In his first full season as a pro, Shelton entered the US Open eighth in first-serve points won according to Infosys ATP Stats. Paul tried throwing off Shelton with kindness inside Arthur Ashe Stadium, to no avail.

“You want to get them out of the rhythm but you don't want to be disrespectful in any way. I try and be overly respectful,” Paul said. “Maybe it will get him out of his rhythm. Like on changeovers, ‘Dude, you're serving great today’, that sort of thing. Hit him with a couple of those today but he had no reaction to it. It wasn't really working.”

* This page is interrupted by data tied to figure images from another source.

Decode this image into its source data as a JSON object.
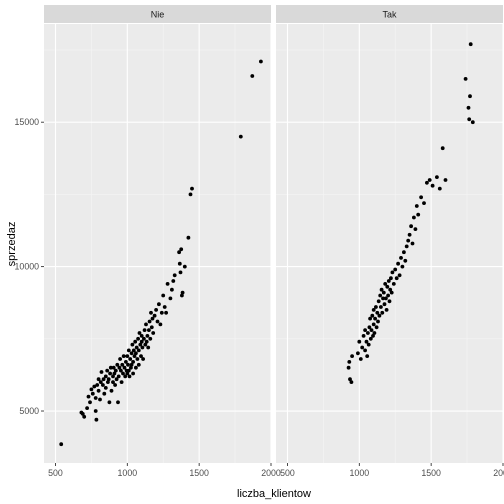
{
  "chart_data": {
    "type": "scatter",
    "xlabel": "liczba_klientow",
    "ylabel": "sprzedaz",
    "xlim": [
      420,
      2000
    ],
    "ylim": [
      3200,
      18400
    ],
    "x_ticks": [
      500,
      1000,
      1500,
      2000
    ],
    "x_tick_labels": [
      "500",
      "1000",
      "1500",
      "2000"
    ],
    "y_ticks": [
      5000,
      10000,
      15000
    ],
    "y_tick_labels": [
      "5000",
      "10000",
      "15000"
    ],
    "grid": true,
    "facets": [
      {
        "label": "Nie",
        "points": [
          [
            540,
            3850
          ],
          [
            680,
            4950
          ],
          [
            690,
            4900
          ],
          [
            700,
            4800
          ],
          [
            720,
            5100
          ],
          [
            730,
            5500
          ],
          [
            740,
            5300
          ],
          [
            750,
            5750
          ],
          [
            760,
            5600
          ],
          [
            770,
            5850
          ],
          [
            780,
            5450
          ],
          [
            780,
            5000
          ],
          [
            785,
            4700
          ],
          [
            790,
            5900
          ],
          [
            800,
            6100
          ],
          [
            800,
            5700
          ],
          [
            810,
            5400
          ],
          [
            815,
            6000
          ],
          [
            820,
            6350
          ],
          [
            830,
            5900
          ],
          [
            835,
            6100
          ],
          [
            840,
            5600
          ],
          [
            850,
            6200
          ],
          [
            850,
            5800
          ],
          [
            860,
            6400
          ],
          [
            865,
            6000
          ],
          [
            870,
            6100
          ],
          [
            875,
            5300
          ],
          [
            880,
            6300
          ],
          [
            885,
            6500
          ],
          [
            890,
            5700
          ],
          [
            900,
            6000
          ],
          [
            900,
            6200
          ],
          [
            905,
            6500
          ],
          [
            910,
            6300
          ],
          [
            915,
            5900
          ],
          [
            920,
            6400
          ],
          [
            925,
            6100
          ],
          [
            930,
            6600
          ],
          [
            935,
            5300
          ],
          [
            940,
            6200
          ],
          [
            945,
            6500
          ],
          [
            950,
            6800
          ],
          [
            955,
            6400
          ],
          [
            960,
            6000
          ],
          [
            965,
            6600
          ],
          [
            970,
            6300
          ],
          [
            975,
            6900
          ],
          [
            980,
            6500
          ],
          [
            985,
            6200
          ],
          [
            990,
            6700
          ],
          [
            995,
            6400
          ],
          [
            1000,
            6900
          ],
          [
            1000,
            6300
          ],
          [
            1005,
            6600
          ],
          [
            1010,
            6400
          ],
          [
            1010,
            7100
          ],
          [
            1015,
            6200
          ],
          [
            1020,
            6800
          ],
          [
            1025,
            6500
          ],
          [
            1030,
            7000
          ],
          [
            1030,
            6600
          ],
          [
            1035,
            7300
          ],
          [
            1040,
            6700
          ],
          [
            1040,
            6300
          ],
          [
            1045,
            7100
          ],
          [
            1050,
            6900
          ],
          [
            1055,
            7400
          ],
          [
            1060,
            7000
          ],
          [
            1060,
            6500
          ],
          [
            1065,
            7200
          ],
          [
            1070,
            6800
          ],
          [
            1075,
            7500
          ],
          [
            1080,
            7100
          ],
          [
            1080,
            6600
          ],
          [
            1085,
            7700
          ],
          [
            1090,
            7300
          ],
          [
            1095,
            6900
          ],
          [
            1100,
            7400
          ],
          [
            1100,
            7600
          ],
          [
            1105,
            7200
          ],
          [
            1110,
            6800
          ],
          [
            1115,
            7500
          ],
          [
            1120,
            7800
          ],
          [
            1125,
            7300
          ],
          [
            1130,
            8000
          ],
          [
            1135,
            7400
          ],
          [
            1140,
            7600
          ],
          [
            1145,
            7200
          ],
          [
            1150,
            7800
          ],
          [
            1155,
            8100
          ],
          [
            1160,
            7500
          ],
          [
            1165,
            8400
          ],
          [
            1170,
            7900
          ],
          [
            1175,
            8200
          ],
          [
            1180,
            7700
          ],
          [
            1190,
            8300
          ],
          [
            1200,
            8500
          ],
          [
            1210,
            8100
          ],
          [
            1220,
            8700
          ],
          [
            1230,
            8000
          ],
          [
            1240,
            8400
          ],
          [
            1250,
            9000
          ],
          [
            1260,
            8600
          ],
          [
            1270,
            8400
          ],
          [
            1280,
            9400
          ],
          [
            1300,
            8900
          ],
          [
            1310,
            9200
          ],
          [
            1320,
            9500
          ],
          [
            1330,
            9700
          ],
          [
            1360,
            10500
          ],
          [
            1365,
            10100
          ],
          [
            1370,
            9800
          ],
          [
            1375,
            10600
          ],
          [
            1380,
            9000
          ],
          [
            1385,
            9100
          ],
          [
            1400,
            10000
          ],
          [
            1425,
            11000
          ],
          [
            1440,
            12500
          ],
          [
            1450,
            12700
          ],
          [
            1790,
            14500
          ],
          [
            1870,
            16600
          ],
          [
            1930,
            17100
          ]
        ]
      },
      {
        "label": "Tak",
        "points": [
          [
            925,
            6500
          ],
          [
            930,
            6700
          ],
          [
            935,
            6100
          ],
          [
            945,
            6000
          ],
          [
            950,
            6900
          ],
          [
            990,
            7000
          ],
          [
            1000,
            7400
          ],
          [
            1010,
            6800
          ],
          [
            1020,
            7200
          ],
          [
            1030,
            7600
          ],
          [
            1040,
            7100
          ],
          [
            1040,
            7800
          ],
          [
            1050,
            7400
          ],
          [
            1055,
            6900
          ],
          [
            1060,
            7700
          ],
          [
            1065,
            7300
          ],
          [
            1070,
            7900
          ],
          [
            1075,
            8200
          ],
          [
            1080,
            7500
          ],
          [
            1085,
            7800
          ],
          [
            1090,
            8300
          ],
          [
            1095,
            7600
          ],
          [
            1100,
            8000
          ],
          [
            1100,
            8500
          ],
          [
            1105,
            7700
          ],
          [
            1110,
            8200
          ],
          [
            1115,
            8600
          ],
          [
            1120,
            7900
          ],
          [
            1125,
            8400
          ],
          [
            1130,
            8100
          ],
          [
            1135,
            8800
          ],
          [
            1140,
            8300
          ],
          [
            1145,
            9000
          ],
          [
            1150,
            8600
          ],
          [
            1155,
            9200
          ],
          [
            1160,
            8400
          ],
          [
            1165,
            8900
          ],
          [
            1170,
            9100
          ],
          [
            1175,
            8700
          ],
          [
            1180,
            9400
          ],
          [
            1185,
            8900
          ],
          [
            1190,
            8500
          ],
          [
            1195,
            9300
          ],
          [
            1200,
            9000
          ],
          [
            1205,
            9500
          ],
          [
            1210,
            8800
          ],
          [
            1215,
            9200
          ],
          [
            1220,
            9600
          ],
          [
            1225,
            9100
          ],
          [
            1230,
            9800
          ],
          [
            1240,
            9400
          ],
          [
            1250,
            9900
          ],
          [
            1260,
            9600
          ],
          [
            1270,
            10100
          ],
          [
            1280,
            9700
          ],
          [
            1290,
            10300
          ],
          [
            1300,
            10000
          ],
          [
            1310,
            10500
          ],
          [
            1320,
            10200
          ],
          [
            1330,
            10700
          ],
          [
            1340,
            10900
          ],
          [
            1350,
            11100
          ],
          [
            1360,
            11400
          ],
          [
            1370,
            10800
          ],
          [
            1380,
            11700
          ],
          [
            1390,
            11300
          ],
          [
            1400,
            12100
          ],
          [
            1410,
            11800
          ],
          [
            1430,
            12400
          ],
          [
            1450,
            12200
          ],
          [
            1470,
            12900
          ],
          [
            1490,
            13000
          ],
          [
            1510,
            12800
          ],
          [
            1540,
            13100
          ],
          [
            1560,
            12700
          ],
          [
            1580,
            14100
          ],
          [
            1600,
            13000
          ],
          [
            1740,
            16500
          ],
          [
            1760,
            15500
          ],
          [
            1765,
            15100
          ],
          [
            1770,
            15900
          ],
          [
            1775,
            17700
          ],
          [
            1790,
            15000
          ]
        ]
      }
    ]
  }
}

Feliciano Lopez, the recently retired Spaniard who has hit more aces than any other lefty in history (10,261), has been impressed by Shelton’s delivery.

“His serve is just so natural and effortless. I am sure he’s been practising his serve throughout his career, but I personally think that you have to be a bit gifted as well in order to have such a serve like he has,” Lopez said. “On top of that his power is massive and the speed he averages is probably the highest in the game. I do think that over the next few years his serve will be even more effective due to the experience he will gain.”

No matter what happens when Shelton plays countryman Frances Tiafoe Tuesday evening under the New York lights, the lefty has made it clear to everyone that backed by one of the best serves in the game, he is not going anywhere.

“He's improving all the time, and you feel his passion and his love for the game,” Perelman said. “To me, that's another sign that he didn't start at two, three, four years old, and by 10 or 11, had already put in seven or eight years. So Benny is nowhere near burnt out. That fire is lit, and it's lit at a very high level.”